- Mercado de ações Ásia-Pacífico recua com tensão global
- Petróleo sobe e pressiona inflação na Ásia
- Bancos centrais avaliam juros diante de conflito
Os mercados de ações da região Ásia-Pacífico iniciaram a semana em queda, refletindo a intensificação das tensões no Oriente Médio. O avanço do conflito, já na quinta semana, elevou a cautela dos investidores e pressionou os principais índices da região.
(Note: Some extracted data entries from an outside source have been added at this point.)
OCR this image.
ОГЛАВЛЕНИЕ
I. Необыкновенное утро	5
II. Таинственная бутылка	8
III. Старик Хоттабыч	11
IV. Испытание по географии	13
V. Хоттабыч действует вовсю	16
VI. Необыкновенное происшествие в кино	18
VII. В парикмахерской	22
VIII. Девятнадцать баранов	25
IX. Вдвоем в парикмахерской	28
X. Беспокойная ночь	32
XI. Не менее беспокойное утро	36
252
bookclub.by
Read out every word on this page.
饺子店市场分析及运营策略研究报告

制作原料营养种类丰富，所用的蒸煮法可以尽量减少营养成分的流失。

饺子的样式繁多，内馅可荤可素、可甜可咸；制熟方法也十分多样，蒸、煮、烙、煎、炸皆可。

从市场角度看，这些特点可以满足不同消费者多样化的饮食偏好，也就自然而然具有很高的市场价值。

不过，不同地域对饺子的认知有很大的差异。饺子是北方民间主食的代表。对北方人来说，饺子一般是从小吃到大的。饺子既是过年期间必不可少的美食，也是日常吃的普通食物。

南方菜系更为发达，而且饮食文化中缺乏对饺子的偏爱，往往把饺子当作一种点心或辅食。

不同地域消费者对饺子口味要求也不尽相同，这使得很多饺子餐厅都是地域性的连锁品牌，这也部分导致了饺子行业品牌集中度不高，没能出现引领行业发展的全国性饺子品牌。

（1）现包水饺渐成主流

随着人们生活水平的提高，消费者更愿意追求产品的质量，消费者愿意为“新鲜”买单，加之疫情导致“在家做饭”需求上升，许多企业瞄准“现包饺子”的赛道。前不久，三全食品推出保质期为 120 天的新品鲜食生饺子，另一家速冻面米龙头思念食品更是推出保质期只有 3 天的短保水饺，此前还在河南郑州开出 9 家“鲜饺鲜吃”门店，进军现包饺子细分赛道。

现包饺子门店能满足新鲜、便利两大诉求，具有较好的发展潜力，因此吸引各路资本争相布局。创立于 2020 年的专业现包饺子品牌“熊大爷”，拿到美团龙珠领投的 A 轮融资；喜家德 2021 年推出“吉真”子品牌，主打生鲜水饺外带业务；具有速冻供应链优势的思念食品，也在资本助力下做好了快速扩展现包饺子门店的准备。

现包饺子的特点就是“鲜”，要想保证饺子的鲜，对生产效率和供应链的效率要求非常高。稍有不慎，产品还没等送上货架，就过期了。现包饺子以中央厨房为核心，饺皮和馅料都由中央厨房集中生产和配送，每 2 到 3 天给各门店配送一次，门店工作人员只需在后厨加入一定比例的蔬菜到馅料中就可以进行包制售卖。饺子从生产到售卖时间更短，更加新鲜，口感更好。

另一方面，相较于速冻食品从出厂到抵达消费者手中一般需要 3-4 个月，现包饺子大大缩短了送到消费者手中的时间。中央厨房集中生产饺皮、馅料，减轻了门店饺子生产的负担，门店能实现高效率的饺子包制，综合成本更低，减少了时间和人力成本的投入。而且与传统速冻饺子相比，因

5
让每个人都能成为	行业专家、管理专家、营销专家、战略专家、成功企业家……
Na Coreia do Sul, o índice Kospi registrou uma queda superior a 5%, enquanto o Kosdaq, voltado para empresas de menor capitalização, recuou 3,97%. No Japão, o Nikkei 225 caiu 3,97% e o Topix teve retração de 3,9%, acompanhando o movimento negativo global.
O cenário também reacendeu discussões no Banco do Japão (BOJ). Integrantes da autoridade monetária indicaram preocupação com o avanço da inflação, impulsionada pelo aumento dos preços do petróleo. Segundo avaliações divulgadas após reunião de março, há espaço para aceleração no aperto monetário.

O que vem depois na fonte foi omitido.